A popular criticism is that Erdoğan should not exploit the German Turks. Federal President Steinmeier has done the same in Türkiye.

Federal President Steinmeier stands in front of a kebab skewer and cuts it

Failed gesture: Federal President Steinmeier in Istanbul Photo: Bernd von Jutrczenka/dpa

Germans like to queue for half an hour to eat their favorite kebab. As naturally as they complain about Deutsche Bahn when they arrive five minutes late. Because kebab is quality of life, lifestyle, philosophy of life. But kebab can also be stunning. This is the dialectic of kebab.

This is what you need to know if you want to understand the great enthusiasm generated by the gift from German President Frank-Walter Steinmeier on the occasion of his visit to Turkey. On his three-day trip he took Berlin restaurateur Arif Keleş with him and he in turn took his 60 kilo kebab skewer. At the reception at the German ambassador's summer residence in Istanbul's Tarabya district, Keleş showed his work to the public, including posing Steinmeier cutting kebab for the cameras, the gesture once iconized by Angela Merkel.

Reactions of shame and indignation predominated: the media called it “doner diplomacy” and the lawyer Seda Başay-Yıldız tweeted Like many others: “Speechless when they reduce you to a 'döner kebab'.” He represented the relatives of the victims of the far-right NSU murders, which for years were trivialized by the German public as “döner kebab murders.”

Of course, the popular cultural asset Döner can be presented as a symbol of the German-Turkish success story, just as the creators of the gift idea intended. But is this appropriate, given the political environment in Germany, in which a party that does not want German Turks to return to the kebab skewer, but rather out of Germany altogether, is gaining enormous strength?

Why is Steinmeier “paying tribute” in Türkiye?

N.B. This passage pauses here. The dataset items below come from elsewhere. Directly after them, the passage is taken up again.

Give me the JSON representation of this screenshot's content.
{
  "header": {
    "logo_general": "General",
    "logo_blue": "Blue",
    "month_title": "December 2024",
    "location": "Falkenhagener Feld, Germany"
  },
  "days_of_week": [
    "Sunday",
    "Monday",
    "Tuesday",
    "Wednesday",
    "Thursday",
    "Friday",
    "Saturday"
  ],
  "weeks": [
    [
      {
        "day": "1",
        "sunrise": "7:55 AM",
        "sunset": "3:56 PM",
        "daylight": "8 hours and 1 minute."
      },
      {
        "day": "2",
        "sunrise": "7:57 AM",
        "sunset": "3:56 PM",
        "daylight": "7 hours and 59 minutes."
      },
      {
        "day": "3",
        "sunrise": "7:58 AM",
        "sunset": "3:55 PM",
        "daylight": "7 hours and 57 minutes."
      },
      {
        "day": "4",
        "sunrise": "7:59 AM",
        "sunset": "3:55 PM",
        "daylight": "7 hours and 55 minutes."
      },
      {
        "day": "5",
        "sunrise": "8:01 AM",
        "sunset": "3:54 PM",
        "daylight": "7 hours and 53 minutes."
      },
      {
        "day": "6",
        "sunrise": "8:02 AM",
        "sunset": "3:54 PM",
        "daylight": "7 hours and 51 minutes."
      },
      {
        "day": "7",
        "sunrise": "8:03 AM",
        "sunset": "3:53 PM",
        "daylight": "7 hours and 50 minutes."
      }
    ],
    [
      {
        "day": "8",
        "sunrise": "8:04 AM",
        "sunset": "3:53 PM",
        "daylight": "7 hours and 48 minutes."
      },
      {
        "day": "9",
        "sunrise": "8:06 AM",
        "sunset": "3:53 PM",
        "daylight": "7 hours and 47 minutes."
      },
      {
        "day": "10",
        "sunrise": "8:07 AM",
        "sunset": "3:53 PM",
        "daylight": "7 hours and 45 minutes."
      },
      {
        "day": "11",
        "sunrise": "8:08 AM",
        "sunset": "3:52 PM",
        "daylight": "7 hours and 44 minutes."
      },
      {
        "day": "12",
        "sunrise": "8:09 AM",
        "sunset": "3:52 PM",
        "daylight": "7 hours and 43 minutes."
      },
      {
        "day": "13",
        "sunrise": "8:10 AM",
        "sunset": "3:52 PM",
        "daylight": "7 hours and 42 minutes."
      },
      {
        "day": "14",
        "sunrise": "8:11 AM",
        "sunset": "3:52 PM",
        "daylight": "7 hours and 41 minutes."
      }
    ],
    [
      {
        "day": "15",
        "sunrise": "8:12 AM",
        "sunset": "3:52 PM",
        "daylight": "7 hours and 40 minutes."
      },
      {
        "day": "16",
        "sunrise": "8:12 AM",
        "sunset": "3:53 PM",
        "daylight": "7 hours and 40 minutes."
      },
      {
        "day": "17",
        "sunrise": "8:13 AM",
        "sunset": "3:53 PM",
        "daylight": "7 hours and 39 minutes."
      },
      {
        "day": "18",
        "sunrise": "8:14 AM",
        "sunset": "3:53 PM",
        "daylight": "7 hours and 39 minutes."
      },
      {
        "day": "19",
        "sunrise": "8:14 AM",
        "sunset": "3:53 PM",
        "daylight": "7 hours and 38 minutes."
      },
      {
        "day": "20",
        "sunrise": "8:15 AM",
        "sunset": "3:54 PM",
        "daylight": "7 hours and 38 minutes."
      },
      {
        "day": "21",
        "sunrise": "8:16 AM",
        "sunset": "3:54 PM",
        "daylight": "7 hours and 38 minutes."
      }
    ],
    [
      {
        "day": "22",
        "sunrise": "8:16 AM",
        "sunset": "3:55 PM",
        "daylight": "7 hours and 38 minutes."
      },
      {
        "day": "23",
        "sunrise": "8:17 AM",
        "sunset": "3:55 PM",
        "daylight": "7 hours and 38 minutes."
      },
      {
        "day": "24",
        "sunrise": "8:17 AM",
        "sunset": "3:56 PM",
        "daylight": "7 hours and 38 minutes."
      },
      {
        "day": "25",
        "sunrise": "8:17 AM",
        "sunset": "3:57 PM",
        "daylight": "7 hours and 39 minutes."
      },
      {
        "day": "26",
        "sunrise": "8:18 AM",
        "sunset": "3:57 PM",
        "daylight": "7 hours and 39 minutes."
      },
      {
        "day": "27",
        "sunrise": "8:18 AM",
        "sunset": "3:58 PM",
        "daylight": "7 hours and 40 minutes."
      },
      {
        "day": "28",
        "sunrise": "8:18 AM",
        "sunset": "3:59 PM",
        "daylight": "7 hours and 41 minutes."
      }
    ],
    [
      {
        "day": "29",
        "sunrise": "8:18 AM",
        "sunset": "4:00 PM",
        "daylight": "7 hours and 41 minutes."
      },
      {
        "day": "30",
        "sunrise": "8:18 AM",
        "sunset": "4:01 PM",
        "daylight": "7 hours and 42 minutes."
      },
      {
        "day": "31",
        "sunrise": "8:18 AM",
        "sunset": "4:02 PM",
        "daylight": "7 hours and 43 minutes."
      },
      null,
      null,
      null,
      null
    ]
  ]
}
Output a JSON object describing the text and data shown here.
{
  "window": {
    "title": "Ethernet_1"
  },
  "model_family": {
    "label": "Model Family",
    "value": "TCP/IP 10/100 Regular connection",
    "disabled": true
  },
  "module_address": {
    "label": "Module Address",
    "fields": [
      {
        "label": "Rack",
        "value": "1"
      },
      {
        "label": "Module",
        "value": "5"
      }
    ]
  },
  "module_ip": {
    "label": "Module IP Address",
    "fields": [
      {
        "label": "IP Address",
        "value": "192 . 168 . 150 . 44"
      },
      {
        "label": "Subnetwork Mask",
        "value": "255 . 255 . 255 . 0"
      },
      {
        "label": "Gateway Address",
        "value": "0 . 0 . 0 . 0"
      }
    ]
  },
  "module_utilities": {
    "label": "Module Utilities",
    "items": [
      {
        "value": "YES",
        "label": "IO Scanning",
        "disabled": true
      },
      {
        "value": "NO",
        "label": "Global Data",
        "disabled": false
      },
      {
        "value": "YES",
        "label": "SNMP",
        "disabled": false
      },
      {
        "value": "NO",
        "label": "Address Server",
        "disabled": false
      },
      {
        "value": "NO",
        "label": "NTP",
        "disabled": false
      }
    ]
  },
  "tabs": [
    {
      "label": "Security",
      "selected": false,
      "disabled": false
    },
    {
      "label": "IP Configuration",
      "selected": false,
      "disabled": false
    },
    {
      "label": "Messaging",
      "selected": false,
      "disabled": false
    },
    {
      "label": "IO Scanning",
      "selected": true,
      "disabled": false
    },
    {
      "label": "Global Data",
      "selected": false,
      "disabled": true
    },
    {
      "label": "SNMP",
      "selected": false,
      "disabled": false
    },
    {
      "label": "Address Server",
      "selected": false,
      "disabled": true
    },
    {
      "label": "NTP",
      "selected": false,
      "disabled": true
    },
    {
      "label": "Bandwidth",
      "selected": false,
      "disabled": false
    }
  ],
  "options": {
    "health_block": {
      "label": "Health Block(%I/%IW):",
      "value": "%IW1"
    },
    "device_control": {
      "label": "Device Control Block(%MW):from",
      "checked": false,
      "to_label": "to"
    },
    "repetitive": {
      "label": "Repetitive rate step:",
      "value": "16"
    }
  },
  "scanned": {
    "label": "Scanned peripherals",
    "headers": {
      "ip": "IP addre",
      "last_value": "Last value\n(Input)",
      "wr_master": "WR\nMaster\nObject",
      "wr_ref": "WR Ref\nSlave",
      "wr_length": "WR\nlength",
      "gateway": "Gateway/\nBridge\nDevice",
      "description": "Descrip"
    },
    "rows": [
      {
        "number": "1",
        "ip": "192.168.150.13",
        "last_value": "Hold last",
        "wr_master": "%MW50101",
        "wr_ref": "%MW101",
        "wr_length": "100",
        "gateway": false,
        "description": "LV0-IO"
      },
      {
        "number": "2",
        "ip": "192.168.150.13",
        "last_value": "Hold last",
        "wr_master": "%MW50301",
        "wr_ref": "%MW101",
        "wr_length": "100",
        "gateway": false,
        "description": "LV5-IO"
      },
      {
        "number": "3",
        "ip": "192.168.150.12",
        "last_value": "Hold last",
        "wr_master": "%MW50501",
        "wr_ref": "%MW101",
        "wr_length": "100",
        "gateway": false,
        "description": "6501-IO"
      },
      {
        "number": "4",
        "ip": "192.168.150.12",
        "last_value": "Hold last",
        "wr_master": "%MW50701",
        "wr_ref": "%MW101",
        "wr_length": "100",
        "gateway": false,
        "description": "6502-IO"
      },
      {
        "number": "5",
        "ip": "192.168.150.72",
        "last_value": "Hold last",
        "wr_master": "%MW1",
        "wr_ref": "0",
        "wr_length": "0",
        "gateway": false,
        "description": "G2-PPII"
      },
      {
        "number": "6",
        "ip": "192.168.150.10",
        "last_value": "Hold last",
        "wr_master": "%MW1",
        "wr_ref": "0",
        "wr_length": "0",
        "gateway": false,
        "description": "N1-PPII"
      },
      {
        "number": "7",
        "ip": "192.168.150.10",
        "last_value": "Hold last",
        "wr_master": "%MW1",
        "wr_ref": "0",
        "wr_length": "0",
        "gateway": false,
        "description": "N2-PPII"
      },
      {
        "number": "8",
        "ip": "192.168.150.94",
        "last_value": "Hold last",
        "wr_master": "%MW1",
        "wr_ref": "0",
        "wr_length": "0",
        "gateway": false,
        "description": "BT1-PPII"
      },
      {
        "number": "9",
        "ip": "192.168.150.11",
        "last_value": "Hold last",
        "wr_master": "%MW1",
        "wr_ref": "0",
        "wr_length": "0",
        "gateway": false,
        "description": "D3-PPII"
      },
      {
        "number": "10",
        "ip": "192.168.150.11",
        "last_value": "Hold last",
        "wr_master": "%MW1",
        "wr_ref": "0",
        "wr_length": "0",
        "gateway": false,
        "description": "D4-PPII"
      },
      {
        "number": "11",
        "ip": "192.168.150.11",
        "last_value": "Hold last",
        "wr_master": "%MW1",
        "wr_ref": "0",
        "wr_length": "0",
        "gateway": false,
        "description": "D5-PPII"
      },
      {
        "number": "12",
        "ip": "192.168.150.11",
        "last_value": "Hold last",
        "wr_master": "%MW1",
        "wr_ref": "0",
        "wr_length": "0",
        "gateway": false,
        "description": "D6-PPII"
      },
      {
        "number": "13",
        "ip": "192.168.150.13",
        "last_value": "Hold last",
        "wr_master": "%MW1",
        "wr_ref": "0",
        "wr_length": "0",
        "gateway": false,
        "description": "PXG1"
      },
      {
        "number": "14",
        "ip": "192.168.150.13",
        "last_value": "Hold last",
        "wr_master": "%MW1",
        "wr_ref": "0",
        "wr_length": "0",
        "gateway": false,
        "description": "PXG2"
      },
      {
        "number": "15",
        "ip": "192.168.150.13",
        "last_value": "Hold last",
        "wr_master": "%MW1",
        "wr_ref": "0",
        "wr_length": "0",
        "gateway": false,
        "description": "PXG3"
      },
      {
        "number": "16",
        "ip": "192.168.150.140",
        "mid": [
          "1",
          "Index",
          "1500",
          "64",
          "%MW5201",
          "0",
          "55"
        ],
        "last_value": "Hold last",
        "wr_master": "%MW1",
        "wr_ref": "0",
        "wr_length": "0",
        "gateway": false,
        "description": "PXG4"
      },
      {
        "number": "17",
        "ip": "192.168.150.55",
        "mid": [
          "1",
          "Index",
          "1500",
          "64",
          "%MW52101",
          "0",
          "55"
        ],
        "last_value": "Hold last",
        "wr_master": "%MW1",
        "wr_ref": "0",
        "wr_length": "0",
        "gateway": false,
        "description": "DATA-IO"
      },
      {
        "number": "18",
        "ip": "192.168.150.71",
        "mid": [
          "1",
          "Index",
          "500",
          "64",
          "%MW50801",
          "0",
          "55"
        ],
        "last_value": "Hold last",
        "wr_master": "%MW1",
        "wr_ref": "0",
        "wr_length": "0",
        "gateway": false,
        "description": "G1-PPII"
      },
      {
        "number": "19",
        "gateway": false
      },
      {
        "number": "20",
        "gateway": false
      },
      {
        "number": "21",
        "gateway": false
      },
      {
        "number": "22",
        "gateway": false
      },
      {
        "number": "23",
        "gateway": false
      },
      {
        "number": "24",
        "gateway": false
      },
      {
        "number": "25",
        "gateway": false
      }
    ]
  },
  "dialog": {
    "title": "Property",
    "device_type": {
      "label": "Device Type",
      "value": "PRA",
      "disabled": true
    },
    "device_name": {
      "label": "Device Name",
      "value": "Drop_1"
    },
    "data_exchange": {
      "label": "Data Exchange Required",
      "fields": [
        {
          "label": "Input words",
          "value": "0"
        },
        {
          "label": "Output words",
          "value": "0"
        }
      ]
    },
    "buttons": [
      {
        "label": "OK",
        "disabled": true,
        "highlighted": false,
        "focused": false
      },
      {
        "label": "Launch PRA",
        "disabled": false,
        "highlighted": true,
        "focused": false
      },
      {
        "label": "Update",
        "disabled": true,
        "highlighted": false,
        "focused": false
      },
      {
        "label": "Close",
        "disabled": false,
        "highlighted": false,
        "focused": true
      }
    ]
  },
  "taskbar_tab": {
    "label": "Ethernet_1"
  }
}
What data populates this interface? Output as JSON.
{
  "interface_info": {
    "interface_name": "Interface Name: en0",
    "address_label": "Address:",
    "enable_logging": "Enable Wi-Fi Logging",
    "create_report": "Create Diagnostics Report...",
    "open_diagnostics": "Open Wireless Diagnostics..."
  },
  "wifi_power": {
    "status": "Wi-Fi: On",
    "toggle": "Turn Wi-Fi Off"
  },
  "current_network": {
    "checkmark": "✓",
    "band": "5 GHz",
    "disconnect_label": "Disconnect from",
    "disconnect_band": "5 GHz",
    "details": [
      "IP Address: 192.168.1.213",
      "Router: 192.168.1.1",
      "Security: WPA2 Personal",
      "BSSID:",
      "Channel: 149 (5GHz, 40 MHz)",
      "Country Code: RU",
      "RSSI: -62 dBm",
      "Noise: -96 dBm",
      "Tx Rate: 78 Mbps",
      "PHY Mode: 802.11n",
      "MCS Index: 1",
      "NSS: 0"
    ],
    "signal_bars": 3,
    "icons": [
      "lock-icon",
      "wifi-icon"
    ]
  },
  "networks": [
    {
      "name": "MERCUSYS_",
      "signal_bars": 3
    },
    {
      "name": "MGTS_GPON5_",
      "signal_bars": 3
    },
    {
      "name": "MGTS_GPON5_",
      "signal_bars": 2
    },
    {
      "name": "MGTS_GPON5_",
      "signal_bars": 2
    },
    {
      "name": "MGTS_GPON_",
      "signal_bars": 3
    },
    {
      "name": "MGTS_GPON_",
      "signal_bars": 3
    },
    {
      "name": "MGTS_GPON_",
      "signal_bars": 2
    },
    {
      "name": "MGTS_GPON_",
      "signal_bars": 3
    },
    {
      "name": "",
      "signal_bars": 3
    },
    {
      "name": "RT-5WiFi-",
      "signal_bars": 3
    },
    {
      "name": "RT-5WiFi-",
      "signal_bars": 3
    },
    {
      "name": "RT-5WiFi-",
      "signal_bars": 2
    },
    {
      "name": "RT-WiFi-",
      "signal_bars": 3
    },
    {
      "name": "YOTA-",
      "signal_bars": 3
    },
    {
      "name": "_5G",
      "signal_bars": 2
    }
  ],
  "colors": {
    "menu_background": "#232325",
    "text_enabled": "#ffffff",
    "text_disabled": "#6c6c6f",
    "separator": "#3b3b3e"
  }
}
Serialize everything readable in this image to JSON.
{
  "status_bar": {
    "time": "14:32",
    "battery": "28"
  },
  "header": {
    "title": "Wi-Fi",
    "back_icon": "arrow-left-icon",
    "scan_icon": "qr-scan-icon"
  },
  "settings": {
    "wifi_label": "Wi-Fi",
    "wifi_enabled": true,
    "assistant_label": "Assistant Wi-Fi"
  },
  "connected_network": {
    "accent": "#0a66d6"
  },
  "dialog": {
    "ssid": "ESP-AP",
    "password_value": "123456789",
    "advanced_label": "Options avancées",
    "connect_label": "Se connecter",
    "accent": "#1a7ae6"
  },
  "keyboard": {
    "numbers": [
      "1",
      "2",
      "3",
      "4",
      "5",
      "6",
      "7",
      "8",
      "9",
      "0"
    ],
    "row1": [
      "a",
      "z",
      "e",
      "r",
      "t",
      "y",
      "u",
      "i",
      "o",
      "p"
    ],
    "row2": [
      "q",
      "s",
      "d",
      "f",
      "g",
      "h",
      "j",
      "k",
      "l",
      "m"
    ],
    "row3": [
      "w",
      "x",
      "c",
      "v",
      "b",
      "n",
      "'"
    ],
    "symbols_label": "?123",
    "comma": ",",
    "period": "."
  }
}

However justified this question may be due to the disappointment it entails, it has obscured other questions in the debate of recent days that are quite serious and are not intended to be rhetorical at all:

Why does Steinmeier “pay tribute” to the “lifelong achievements of Turkish immigrants in Germany” (“Tagesschau”) during a visit to Turkey when these “Turkish immigrants” and their descendants live in Germany? Why does she focus her visit to Turkey on this topic, which deals with diplomatic relations with a country to which today many Germans of Turkish origin only go on vacation? And why hasn't she yet sufficiently acknowledged her life's work?

“Today there are almost three million people of Turkish origin living in our country who help mold and shape our society. “They helped build our country, they made it strong and they belong to the heart of our society,” said the federal president at the beginning of his visit at the Sirkeci train station in Istanbul. Except that the people he was talking about left this train station heading to Germany more than 60 years ago.

After years of discord, Germany and Türkiye are getting closer again. German diplomacy wants this, especially with a view to the wars in the Middle East and Ukraine and Turkish influence in them. This was demonstrated by the friendly treatment the presidents gave each other during this visit. The problem: there are no common points beyond the economic relations to which they can refer.

Doner kebab, sliced ​​and twisted

The contrasting attitudes toward war in the Middle East are just the most striking example of this. Another example is Steinmeier's three visits to politicians from the opposition CHP. It has been a long time since anyone has talked about the incompatible ideas between democracy and human rights. A version of the history of German-Turkish migration in which its painful and degrading aspects no longer appear remains the only thing that a federal president has at his disposal to create closeness.

Every time Turkish President Recep Tayyip Erdoğan has tried to absorb German Turks in recent years, for example before the Turkish elections, German politicians have criticized him. He sees them as voting animals and bargaining chips that can be manipulated. He should not mix his political interests with their concerns. But now the German federal president has mixed both things.

What the kebab represents, whether it appears as a symbol of self-empowerment and autonomy or exploitation and racism, depends on the context in which it is shot, cut and consumed.

As if he had to justify their existence, Steinmeier emphasized in his speech at the Sirkeci train station that guest workers and their descendants “are now making a decisive contribution to our prosperity in four generations” – and added economic benefits to their political benefits. . Restaurateur Keleş responded to a journalist who asked him about the secret of his kebab: “The meat, the sauces, the mix of spices… and always working in a clean and disciplined way.”